All about “Financial Inclusion”

By Supriya Hamal

Financial inclusion refers to the efforts undertaken in order to make financial services accessible to each and every individual irrespective of their income status, net worth and their financial background.

It is important to ensure every individual is provided with an opportunity to utilize their financial earnings not just for the purpose of saving it but also investing it in the right kind of investment tools.

Are you Financially Included?

It is important for every individual and community to examine whether they are financially included or not as it will have impact on their overall financial being. An individual or a community is considered to be financially included, if and only if they have proper access to financial services which enables them to save money, invest it in a profitable manner, send or receive money and also apply for lending facilities.

Digital Financial Inclusion:

With digitization taking over the banking and financial industry, the need to be digitally financially included has gained utmost importance. The use of latest tools and technologies in the financial sector indeed has made financial services much more accessible and convenient but at the same time, ensuring those services are accessible to every individual irrespective of their social or financial status holds utmost importance. Digital financial services include mobile money, online banking, electronic payments and other fintech services which has the potentiality to reach even those excluded before digitization took over.

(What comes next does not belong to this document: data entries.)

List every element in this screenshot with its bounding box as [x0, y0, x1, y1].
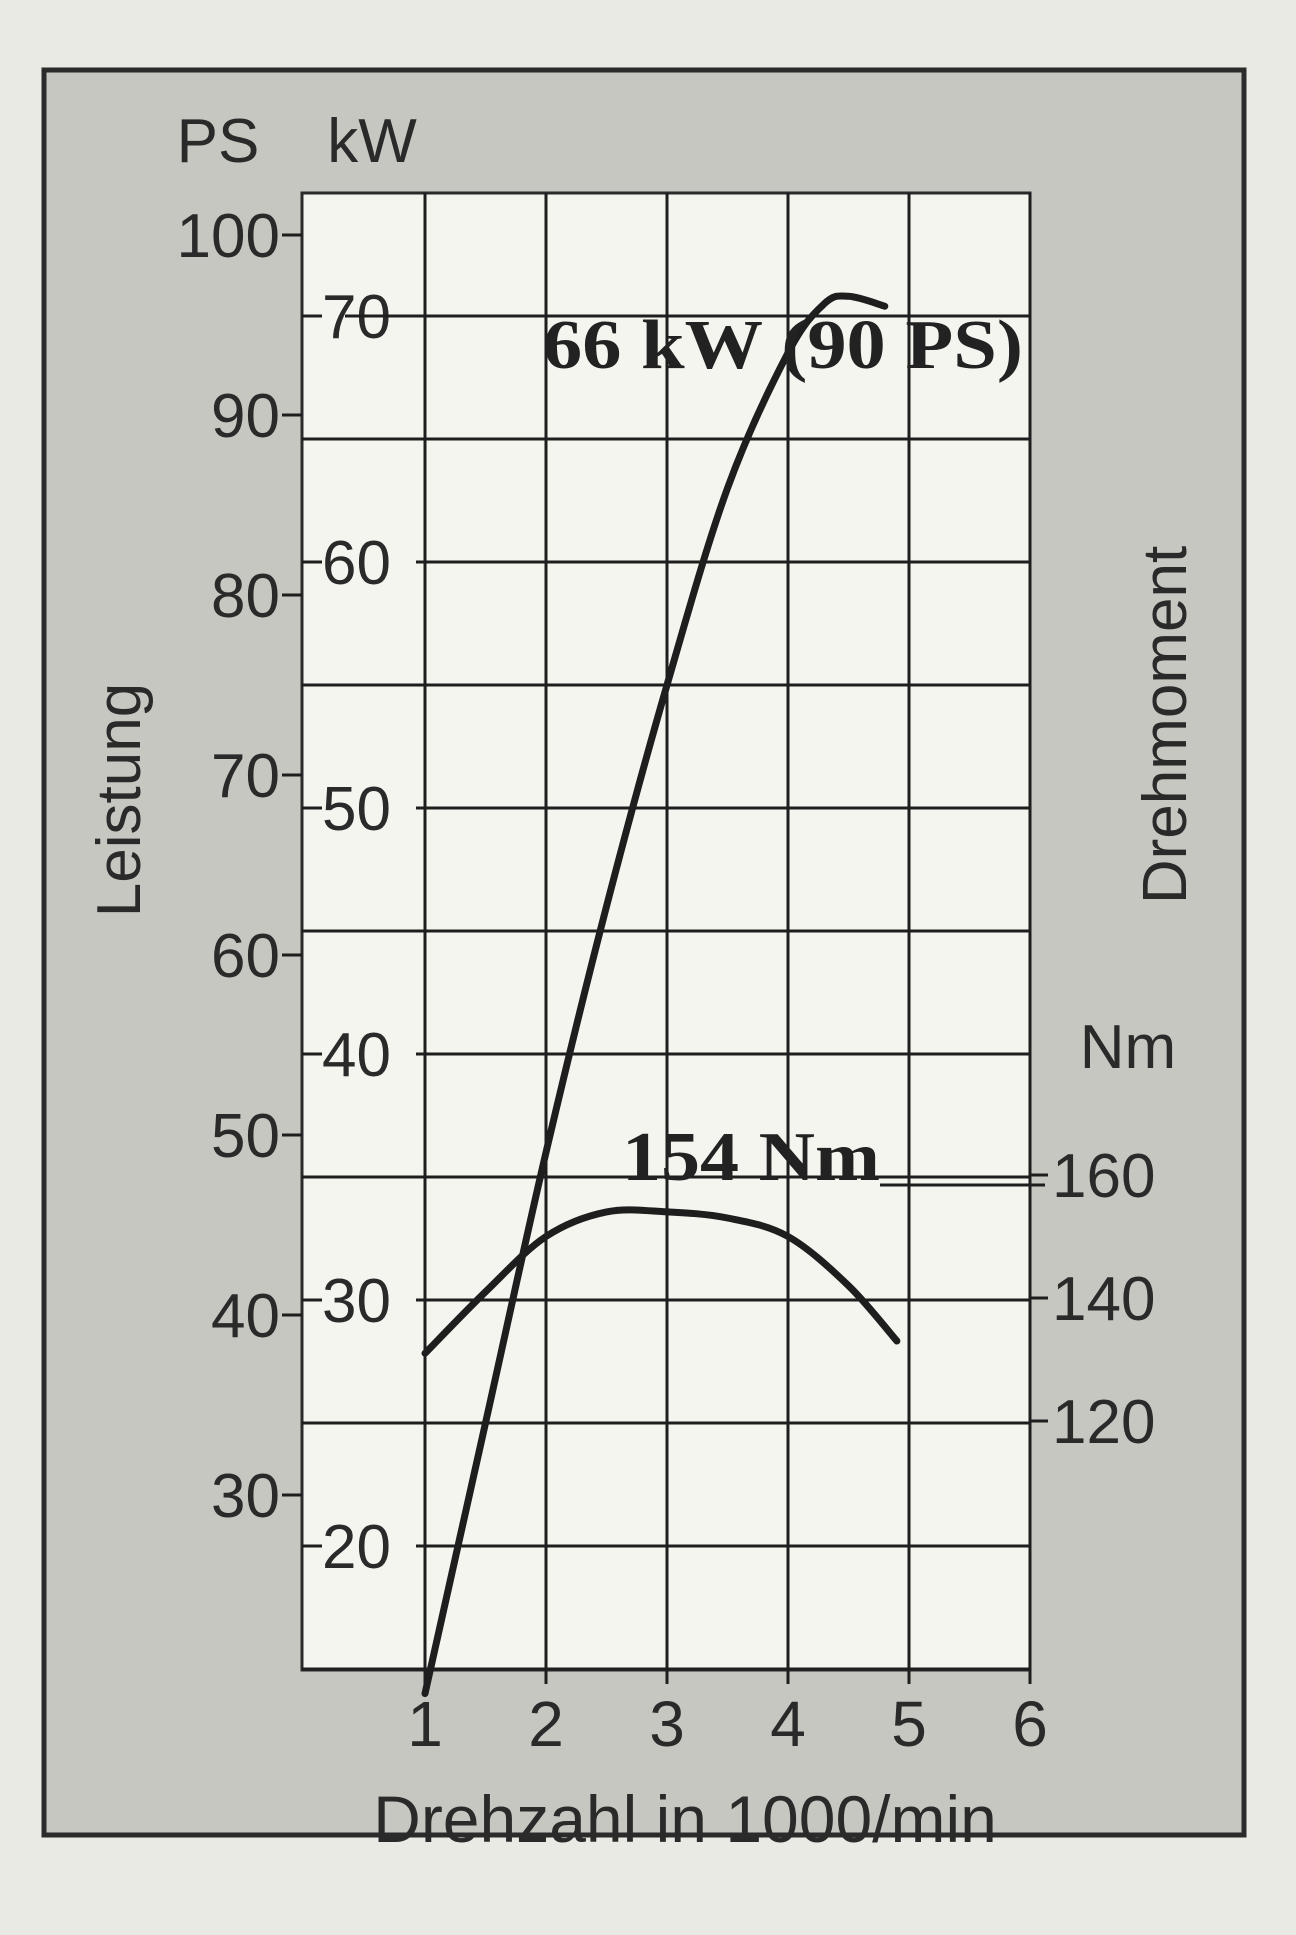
- kw-tick-bg: [318, 780, 416, 836]
- ps-tick-label: 40: [211, 1282, 280, 1351]
- ps-tick-label: 90: [211, 382, 280, 451]
- curves: [421, 292, 901, 1698]
- labels: PS kW Nm Leistung Drehmoment Drehzahl in 1000…: [85, 107, 1200, 1856]
- axis-ticks: 1 2 3 4 5 61009080706050403070605040302016014…: [177, 202, 1156, 1760]
- grid: [302, 193, 1032, 1671]
- kw-tick-bg: [318, 1026, 416, 1082]
- kw-tick-bg: [318, 1272, 416, 1328]
- power-curve: [421, 292, 889, 1698]
- x-tick-label: 2: [528, 1688, 564, 1760]
- right-axis-title: Drehmoment: [1131, 546, 1200, 904]
- kw-tick-bg: [318, 1518, 416, 1574]
- peak-torque-annotation: 154 Nm: [622, 1119, 880, 1196]
- ps-tick-label: 70: [211, 742, 280, 811]
- x-tick-label: 3: [649, 1688, 685, 1760]
- nm-tick-label: 120: [1052, 1388, 1155, 1457]
- x-tick-label: 1: [407, 1688, 443, 1760]
- nm-tick-label: 140: [1052, 1265, 1155, 1334]
- kw-tick-bg: [318, 534, 416, 590]
- kw-tick-label: 20: [322, 1513, 391, 1582]
- x-tick-label: 5: [891, 1688, 927, 1760]
- x-tick-label: 4: [770, 1688, 806, 1760]
- kw-tick-label: 60: [322, 529, 391, 598]
- nm-tick-label: 160: [1052, 1142, 1155, 1211]
- ps-tick-label: 60: [211, 922, 280, 991]
- ps-tick-label: 50: [211, 1102, 280, 1171]
- ps-tick-label: 80: [211, 562, 280, 631]
- x-axis-title: Drehzahl in 1000/min: [373, 1782, 997, 1856]
- kw-tick-label: 40: [322, 1021, 391, 1090]
- kw-unit-label: kW: [327, 107, 417, 176]
- peak-power-annotation: 66 kW (90 PS): [543, 307, 1023, 384]
- nm-unit-label: Nm: [1080, 1013, 1176, 1082]
- x-tick-label: 6: [1012, 1688, 1048, 1760]
- left-axis-title: Leistung: [85, 683, 154, 917]
- ps-unit-label: PS: [177, 107, 260, 176]
- torque-curve: [421, 1206, 901, 1357]
- kw-tick-label: 50: [322, 775, 391, 844]
- ps-tick-label: 100: [177, 202, 280, 271]
- ps-tick-label: 30: [211, 1462, 280, 1531]
- kw-tick-label: 30: [322, 1267, 391, 1336]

Financial Inclusion Initiatives undertaken by Nepal:

Some of the financial inclusion initiatives undertaken by Nepal are listed below:

  • Under The Strategic Plan (2012-2016) enhancing financial inclusion will be identified as a strategic priority.
  • The Monitory policy of 2016/2017 focused on deepening financial inclusion through financial literacy and access to financial services.
  • It has been made compulsory by the NRB to all financial institution to make low cost funds available to MFI’s which will facilitate access of financial services to the underserved areas.

Major Highlights:

  • According to  data released by World Bank (2015), 25.3% of the adults in Nepal have an account at a financial institution.
  • As per UNCDF (2015) 18% of the Nepalese adults are excluded financially which means they have no access to financial services.
  • 52% of the banked population are men whereas 48 %are women.
  • 57% of adults claim to save money whereas 46% claim to borrow.
  • The top five sources for taking loans are:

                1) money lenders in the community (21 percent),

                2) Banks and MFI’s(10 percent),

                3) Cooperatives (9 percent),

                4) Saving groups (8 percent),

                5) Family and Near/Dear one’s (8 percent).

Despite the efforts undertaken by the fintech companies, government and communities, the challenges like low financial literacy, inadequate infrastructural facilities, lack of technological knowledge have significantly impacted in achieving financial inclusion goals. For country like Nepal, financial inclusion should not just be a choice but a necessity for economic growth of the country.